Le rôle de Colomb dans l’histoire

Le rôle de Christophe Colomb dans l’histoire

Christophe Colomb dans l’histoire : Les contradictions de la pensée de Christophe Colomb constituent pour l’historien un sujet fascinant. La facilité avec laquelle il traversa à plusieurs reprises un océan inconnu, pour aller droit au but, son sens de la navigation, en haute mer comme sur des côtes semées d’écueils, en font un des plus grands marins de tous les temps. Selon lui, un navigateur pouvait se rendre directement d’Europe en Asie et, à la démonstration de cette thèse, il apporta tant d’intrépidité qu’il peut être considéré comme l’un des plus grands théoriciens de son époque ; d’autres admettaient ses idées, nul n’osait tenter l’aventure. Cependant, cette volonté apparemment moderne de soumettre l’hypothèse à l’expérience s’accompagnait chez Colomb d’un entêtement se traduisant par son perpétuel – tout cet or! – que ne peuvent totalement justifier les naïves conceptions géographiques du monde transmises par le Moyen Âge.

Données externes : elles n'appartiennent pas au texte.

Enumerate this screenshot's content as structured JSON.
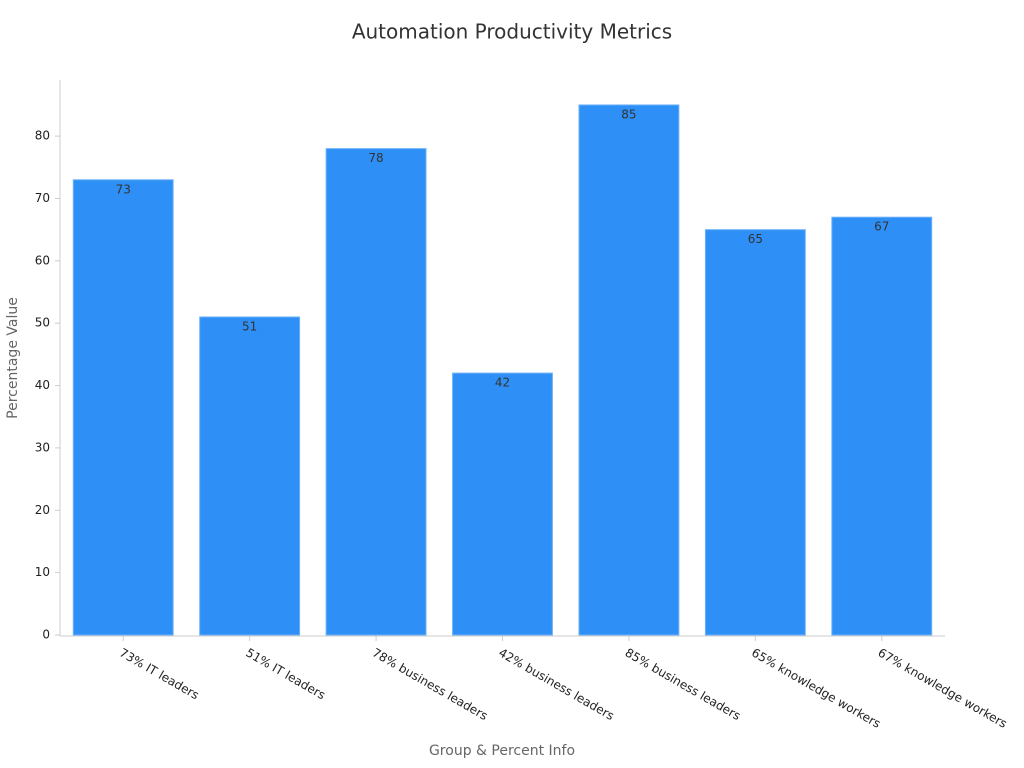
{
  "chart_data": {
    "type": "bar",
    "title": "Automation Productivity Metrics",
    "x_label": "Group & Percent Info",
    "y_label": "Percentage Value",
    "categories": [
      "73% IT leaders",
      "51% IT leaders",
      "78% business leaders",
      "42% business leaders",
      "85% business leaders",
      "65% knowledge workers",
      "67% knowledge workers"
    ],
    "values": [
      73,
      51,
      78,
      42,
      85,
      65,
      67
    ],
    "color": "#2e90f6",
    "ylim": [
      0,
      89
    ],
    "yticks": [
      0,
      10,
      20,
      30,
      40,
      50,
      60,
      70,
      80
    ],
    "grid": false
  }
}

Le jour où il décida que l’énorme volume d’eau déversé par l’Orénoque ne pouvait provenir que d’un continent, il effectuait un raisonnement de cause à effet digne de l’homme de la Renaissance qu’il était, mais l’affirmation qu’il avança par la suite, selon laquelle ce cours d’eau venait du Paradis Terrestre, n’avait vraiment rien d’empirique.

D’autres explications qu’il avança étaient également trop recherchées. Ses traversées successives de l’océan l’amenèrent à croire qu’il gravissait une pente en direction de l’ouest, qu’il la redescendait sur le chemin du retour. Des Açores aux Antilles, note-t-il, « les navires montent lentement vers le ciel ». De plus, les jours se faisant plus chauds à mesure qu’il gagnait vers l’ouest, l’accroissement de la température le confirmait dans l’idée que se navires s’élevaient doucement vers le soleil. Il s’ensuivait pour lui que la Terre n’était pas ronde, comme on le croyait généralement, mais piriforme, avec une épaisseur croissante à partir de la queue. Il plaçait le Paradis terrestre au sommet, dans les parages de la queue.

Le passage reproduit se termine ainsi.